Neo4j Import transform Icon Neo4j Import

Description

The Neo4j Import transform runs an import command using the provided CSV files.

Check the neo4j-admin-import docs for full details.

Supported Engines

Hop Engine

Supported

Spark

Maybe Supported

Flink

Maybe Supported

Dataflow

Maybe Supported

Option Default Header

Transform name

the name to use for this transform in the pipeline

Filename field

the field to get the file name to import from

Fiel type field

the field to get the file type to import from

Database filename

neo4j

the Neo4j database to import to

neo4j-admin command path

neo4j-admin

the (full) path to the neo4j-admin command

Base folder (below import/ folder)

the folder to read the import files from

Verbose output

Enable verbose output.

High IO

true

Ignore environment-based heuristics, and specify whether the target storage subsystem can support parallel IO with high throughput.

Typically this is true for SSDs, large raid arrays and network-attached storage.

Cache on heap?

false

Determines whether or not to allow allocating memory for the cache on heap.

If false, then caches will still be allocated off-heap, but the additional free memory inside the JVM will not be allocated for the caches.

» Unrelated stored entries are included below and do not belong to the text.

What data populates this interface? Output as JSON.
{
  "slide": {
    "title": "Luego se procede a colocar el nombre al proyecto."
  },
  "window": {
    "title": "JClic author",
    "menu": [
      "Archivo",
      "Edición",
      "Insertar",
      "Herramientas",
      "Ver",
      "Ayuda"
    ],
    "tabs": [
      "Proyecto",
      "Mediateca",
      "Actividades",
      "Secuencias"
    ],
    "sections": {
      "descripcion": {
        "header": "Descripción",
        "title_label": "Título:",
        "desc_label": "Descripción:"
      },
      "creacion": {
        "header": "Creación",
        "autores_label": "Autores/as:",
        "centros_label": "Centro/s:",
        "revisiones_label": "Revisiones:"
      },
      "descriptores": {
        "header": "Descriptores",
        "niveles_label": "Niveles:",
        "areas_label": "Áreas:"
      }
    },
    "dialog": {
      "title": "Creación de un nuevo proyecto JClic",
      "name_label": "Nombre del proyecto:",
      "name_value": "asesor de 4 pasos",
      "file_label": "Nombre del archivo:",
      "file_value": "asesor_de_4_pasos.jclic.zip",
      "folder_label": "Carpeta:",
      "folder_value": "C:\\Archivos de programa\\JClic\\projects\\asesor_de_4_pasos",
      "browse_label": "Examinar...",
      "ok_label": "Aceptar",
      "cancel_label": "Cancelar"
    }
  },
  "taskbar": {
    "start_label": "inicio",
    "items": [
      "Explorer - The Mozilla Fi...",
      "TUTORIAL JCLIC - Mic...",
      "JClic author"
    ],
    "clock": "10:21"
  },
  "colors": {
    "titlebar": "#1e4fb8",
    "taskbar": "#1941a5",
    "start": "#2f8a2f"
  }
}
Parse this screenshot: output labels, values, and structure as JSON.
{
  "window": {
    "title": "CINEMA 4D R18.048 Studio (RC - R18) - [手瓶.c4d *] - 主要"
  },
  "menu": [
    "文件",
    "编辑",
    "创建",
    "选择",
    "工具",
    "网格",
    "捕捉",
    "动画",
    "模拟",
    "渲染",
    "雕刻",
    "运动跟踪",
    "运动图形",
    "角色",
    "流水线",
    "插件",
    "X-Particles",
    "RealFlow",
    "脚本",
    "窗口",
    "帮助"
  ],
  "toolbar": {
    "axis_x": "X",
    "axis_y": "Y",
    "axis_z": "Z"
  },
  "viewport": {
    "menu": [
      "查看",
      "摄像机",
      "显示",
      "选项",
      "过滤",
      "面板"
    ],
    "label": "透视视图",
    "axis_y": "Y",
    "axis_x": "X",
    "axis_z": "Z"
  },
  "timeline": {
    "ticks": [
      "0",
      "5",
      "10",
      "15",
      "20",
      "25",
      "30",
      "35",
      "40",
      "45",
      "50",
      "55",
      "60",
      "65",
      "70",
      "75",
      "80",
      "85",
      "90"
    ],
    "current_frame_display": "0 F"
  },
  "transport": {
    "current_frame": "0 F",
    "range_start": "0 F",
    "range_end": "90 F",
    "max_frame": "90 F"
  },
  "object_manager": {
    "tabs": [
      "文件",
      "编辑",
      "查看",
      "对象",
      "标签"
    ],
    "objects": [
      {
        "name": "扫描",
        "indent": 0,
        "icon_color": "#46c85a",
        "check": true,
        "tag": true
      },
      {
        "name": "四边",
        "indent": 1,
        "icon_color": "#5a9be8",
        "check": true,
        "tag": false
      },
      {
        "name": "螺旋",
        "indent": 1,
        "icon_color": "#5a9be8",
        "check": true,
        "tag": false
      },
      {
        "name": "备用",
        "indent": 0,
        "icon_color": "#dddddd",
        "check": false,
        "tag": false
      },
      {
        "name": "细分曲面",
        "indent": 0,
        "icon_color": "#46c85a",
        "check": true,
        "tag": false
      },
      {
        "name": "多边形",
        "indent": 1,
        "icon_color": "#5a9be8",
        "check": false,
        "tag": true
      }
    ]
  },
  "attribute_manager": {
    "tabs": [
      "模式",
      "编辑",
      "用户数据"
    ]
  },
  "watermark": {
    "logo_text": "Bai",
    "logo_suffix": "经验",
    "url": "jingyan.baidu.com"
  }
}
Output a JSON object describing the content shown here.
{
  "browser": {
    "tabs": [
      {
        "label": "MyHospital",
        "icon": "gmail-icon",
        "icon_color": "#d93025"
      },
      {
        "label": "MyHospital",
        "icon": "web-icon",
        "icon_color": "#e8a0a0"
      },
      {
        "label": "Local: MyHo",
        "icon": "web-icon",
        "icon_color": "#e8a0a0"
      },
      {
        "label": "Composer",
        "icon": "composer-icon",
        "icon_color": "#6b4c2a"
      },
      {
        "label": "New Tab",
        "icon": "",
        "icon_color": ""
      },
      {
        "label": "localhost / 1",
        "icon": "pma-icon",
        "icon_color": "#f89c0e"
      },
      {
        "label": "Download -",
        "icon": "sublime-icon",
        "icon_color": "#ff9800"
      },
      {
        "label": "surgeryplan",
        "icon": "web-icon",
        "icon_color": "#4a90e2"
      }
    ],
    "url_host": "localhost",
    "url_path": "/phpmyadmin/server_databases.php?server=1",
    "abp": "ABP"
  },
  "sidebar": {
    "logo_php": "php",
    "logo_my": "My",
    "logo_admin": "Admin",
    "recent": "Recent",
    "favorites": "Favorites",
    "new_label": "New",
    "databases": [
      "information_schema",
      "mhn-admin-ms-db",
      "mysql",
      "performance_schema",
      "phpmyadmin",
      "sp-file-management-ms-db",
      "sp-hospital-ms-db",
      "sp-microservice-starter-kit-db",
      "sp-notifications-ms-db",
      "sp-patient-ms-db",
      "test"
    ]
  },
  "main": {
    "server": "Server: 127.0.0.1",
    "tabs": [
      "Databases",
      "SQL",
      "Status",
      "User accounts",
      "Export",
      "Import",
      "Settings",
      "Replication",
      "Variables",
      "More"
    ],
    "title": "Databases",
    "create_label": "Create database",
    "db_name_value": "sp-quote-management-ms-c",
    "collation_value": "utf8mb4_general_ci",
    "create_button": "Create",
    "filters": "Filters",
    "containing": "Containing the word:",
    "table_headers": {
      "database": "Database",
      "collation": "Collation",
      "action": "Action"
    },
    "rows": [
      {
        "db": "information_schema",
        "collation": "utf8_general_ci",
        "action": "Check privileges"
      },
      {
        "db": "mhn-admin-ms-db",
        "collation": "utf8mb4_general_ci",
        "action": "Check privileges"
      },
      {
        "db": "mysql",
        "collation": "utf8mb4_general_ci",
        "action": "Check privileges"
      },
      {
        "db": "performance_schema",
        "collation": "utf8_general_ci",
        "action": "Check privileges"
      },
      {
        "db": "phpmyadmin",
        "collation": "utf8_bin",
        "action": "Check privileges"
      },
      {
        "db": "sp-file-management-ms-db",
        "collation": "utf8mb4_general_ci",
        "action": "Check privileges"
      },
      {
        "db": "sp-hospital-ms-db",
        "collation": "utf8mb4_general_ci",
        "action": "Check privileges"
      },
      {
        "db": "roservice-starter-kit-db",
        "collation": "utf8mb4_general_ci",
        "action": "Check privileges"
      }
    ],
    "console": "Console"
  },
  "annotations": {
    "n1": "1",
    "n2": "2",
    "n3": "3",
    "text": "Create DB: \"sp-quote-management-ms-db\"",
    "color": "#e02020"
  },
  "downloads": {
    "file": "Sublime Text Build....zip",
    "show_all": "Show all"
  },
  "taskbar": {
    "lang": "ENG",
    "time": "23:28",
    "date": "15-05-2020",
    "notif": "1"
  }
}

Use this to have better control over the heap memory.

Ignore Empty Strings

false

Determines whether or not empty string fields, such as "", from input source are ignored (treated as null).

Ignore extra columns?

false

If unspecified columns should be ignored during the import.

Legacy style quoting?

false

Determines whether or not backslash-escaped quote e.g. \" is interpreted as inner quote.

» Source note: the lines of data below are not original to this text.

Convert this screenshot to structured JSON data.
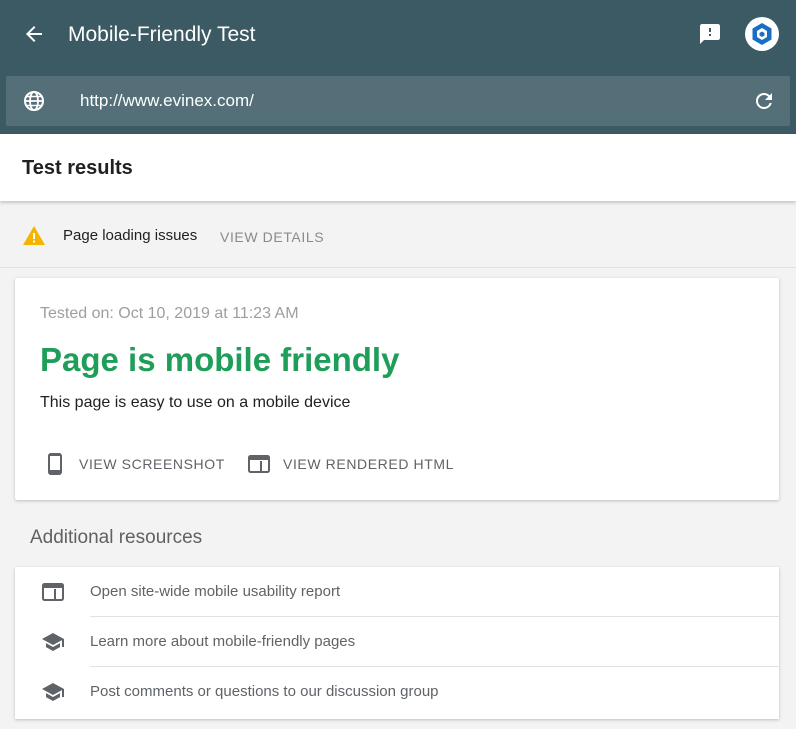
{
  "header": {
    "title": "Mobile-Friendly Test",
    "url": "http://www.evinex.com/"
  },
  "results": {
    "title": "Test results"
  },
  "issues": {
    "text": "Page loading issues",
    "details_label": "VIEW DETAILS"
  },
  "card": {
    "tested_on": "Tested on: Oct 10, 2019 at 11:23 AM",
    "headline": "Page is mobile friendly",
    "subtitle": "This page is easy to use on a mobile device",
    "actions": [
      {
        "label": "VIEW SCREENSHOT",
        "icon": "smartphone-icon"
      },
      {
        "label": "VIEW RENDERED HTML",
        "icon": "web-window-icon"
      }
    ]
  },
  "additional": {
    "title": "Additional resources",
    "items": [
      {
        "label": "Open site-wide mobile usability report",
        "icon": "web-window-icon"
      },
      {
        "label": "Learn more about mobile-friendly pages",
        "icon": "school-cap-icon"
      },
      {
        "label": "Post comments or questions to our discussion group",
        "icon": "school-cap-icon"
      }
    ]
  },
  "colors": {
    "header_bg": "#3c5a63",
    "url_bar_bg": "#546f77",
    "success_green": "#1e9e58",
    "warning_yellow": "#f4b400"
  }
}
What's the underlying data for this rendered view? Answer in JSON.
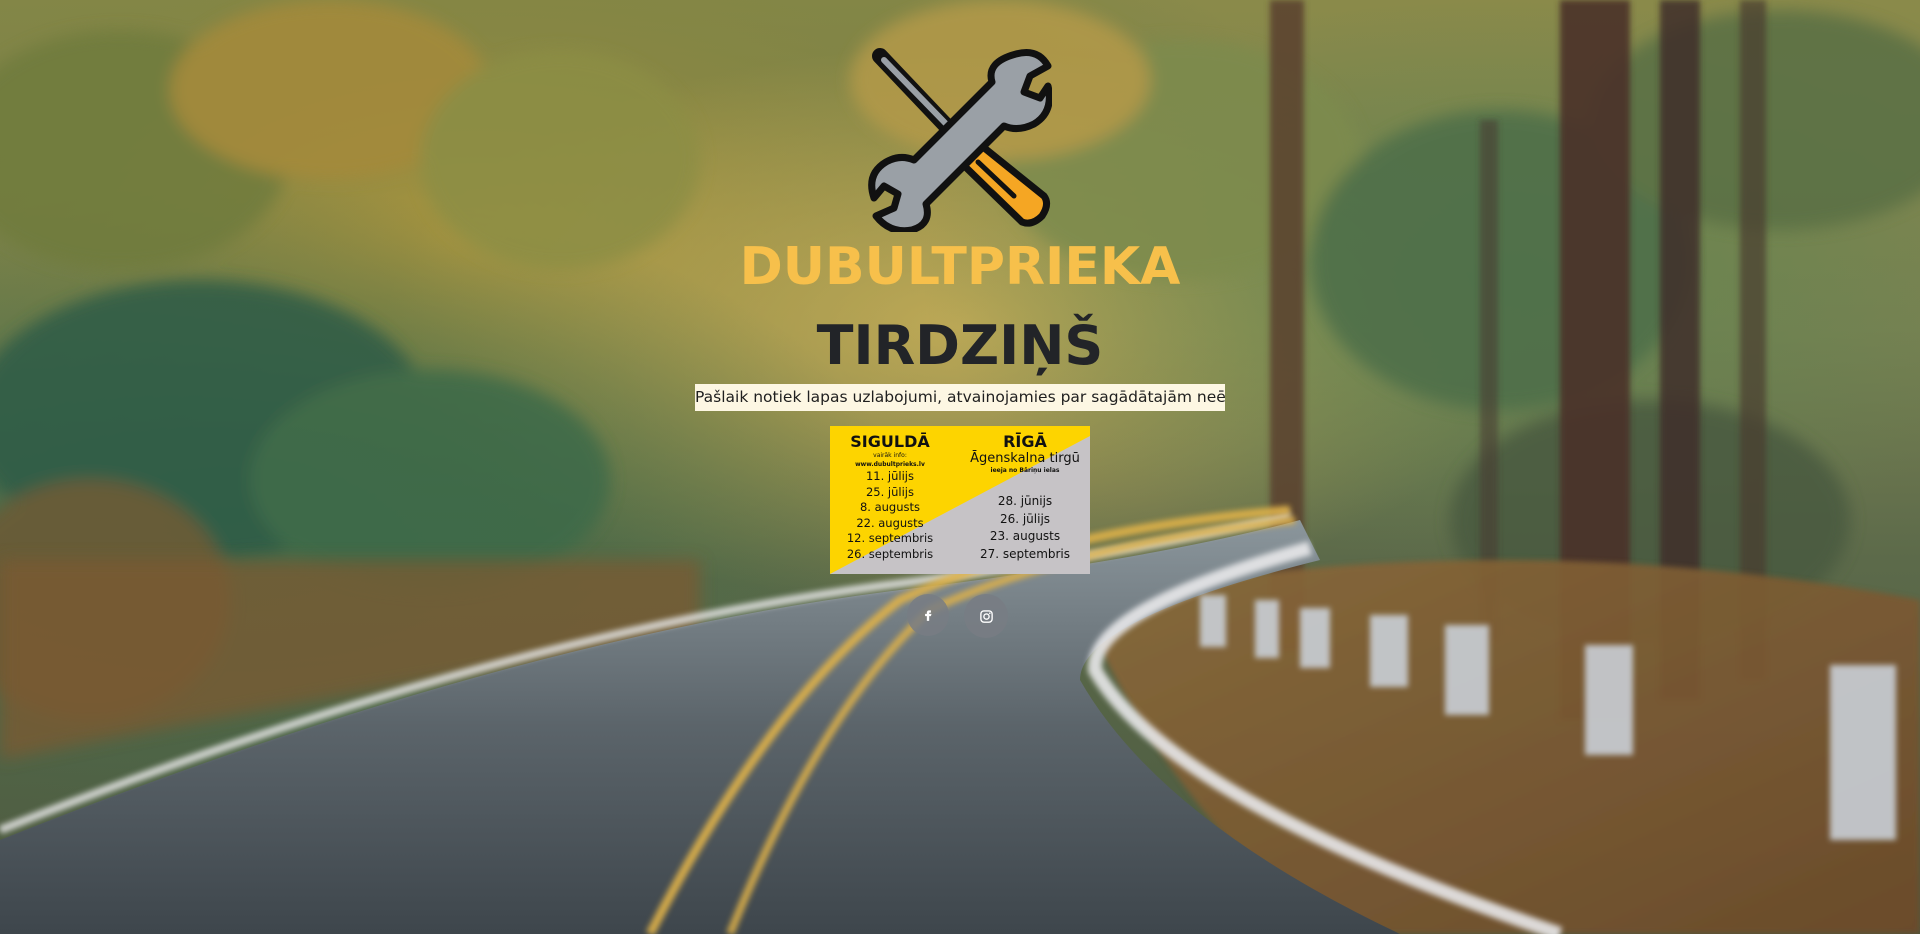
{
  "brand": {
    "title": "DUBULTPRIEKA",
    "subtitle": "TIRDZIŅŠ",
    "logo_icon": "wrench-screwdriver-icon",
    "title_color": "#f7c04b",
    "subtitle_color": "#222428"
  },
  "notice": {
    "text": "Pašlaik notiek lapas uzlabojumi, atvainojamies par sagādātajām neērtībām.",
    "background": "#fdf7e3"
  },
  "schedule": {
    "colors": {
      "yellow": "#fdd400",
      "grey": "#c6c3c6"
    },
    "sigulda": {
      "city": "SIGULDĀ",
      "info_line": "vairāk info:",
      "url": "www.dubultprieks.lv",
      "dates": [
        "11. jūlijs",
        "25. jūlijs",
        "8. augusts",
        "22. augusts",
        "12. septembris",
        "26. septembris"
      ]
    },
    "riga": {
      "city": "RĪGĀ",
      "place": "Āgenskalna tirgū",
      "entrance": "ieeja no Bāriņu ielas",
      "dates": [
        "28. jūnijs",
        "26. jūlijs",
        "23. augusts",
        "27. septembris"
      ]
    }
  },
  "socials": [
    {
      "name": "facebook",
      "icon": "facebook-icon"
    },
    {
      "name": "instagram",
      "icon": "instagram-icon"
    }
  ]
}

Fields can have multi-line data?

false

Determines whether or not fields from input source can span multiple lines, i.e. contain newline characters.

Setting --multiline-fields=true can severely degrade performance of the importer. Therefore, use it with care, especially with large imports.

Normalize types?

false

Determines whether or not to normalize property types to Cypher types, e.g. int becomes long and float becomes double.

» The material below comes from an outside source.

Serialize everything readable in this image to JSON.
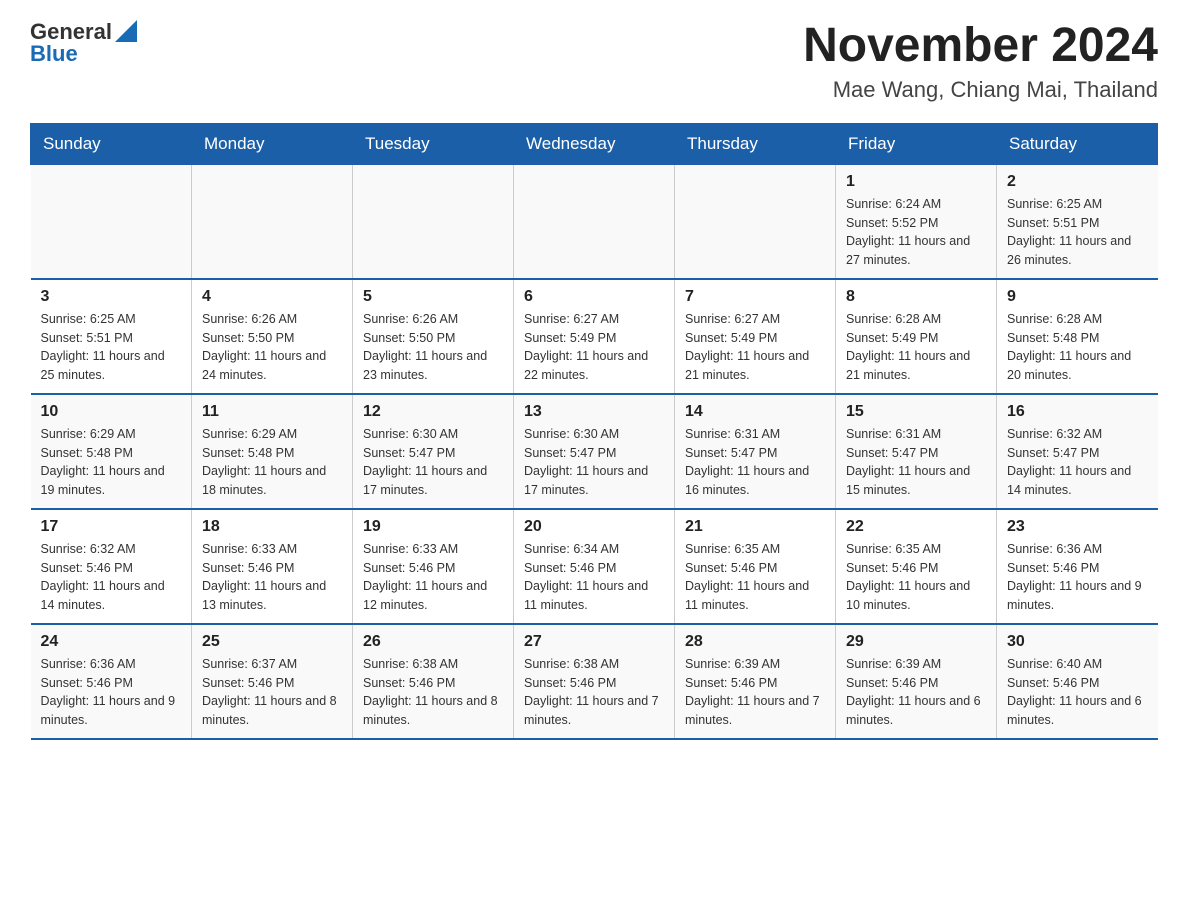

Skip logging bad entries during import?

Determines whether or not to skip logging bad entries detected during import.

Skip bad relationships?

false

Determines whether or not to skip importing relationships that refer to missing node IDs, i.e. either start or end node ID/group referring to node that was not specified by the node input data.

Skipped relationships will be logged, containing at most the number of entities specified by --bad-tolerance, unless otherwise specified by the --skip-bad-entries-logging option.

Skip duplicate nodes?

false

Determines whether or not to skip importing nodes that have the same ID/group.

In the event of multiple nodes within the same group having the same ID, the first encountered will be imported, whereas consecutive such nodes will be skipped.

Skipped nodes will be logged, containing at most the number of entities specified by --bad-tolerance, unless otherwise specified by the --skip-bad-entries-logging option.

Trim strings?

false

Determines whether or not strings should be trimmed for whitespaces.

Bad tolerance

1000

Number of bad entries before the import is considered failed.

This tolerance threshold is about relationships referring to missing nodes. Format errors in input data are still treated as errors.

Max memory

false

Maximum memory that neo4j-admin can use for various data structures and caching to improve performance.

Values can be plain numbers such as 10000000, or 20G for 20 gigabyte. It can also be specified as a percentage of the available memory, for example 70%.

Read buffer size

4M

Size of each buffer for reading input data.

It has to at least be large enough to hold the biggest single value in the input data. Value can be a plain number or byte units string, e.g. 128k, 1m.

Processors

90%

Max number of processors used by the importer.

Defaults to the number of available processors reported by the JVM. There is a certain amount of minimum threads needed, so for that reason there is no lower bound for this value.

For optimal performance, this value shouldn’t be greater than the number of available processors.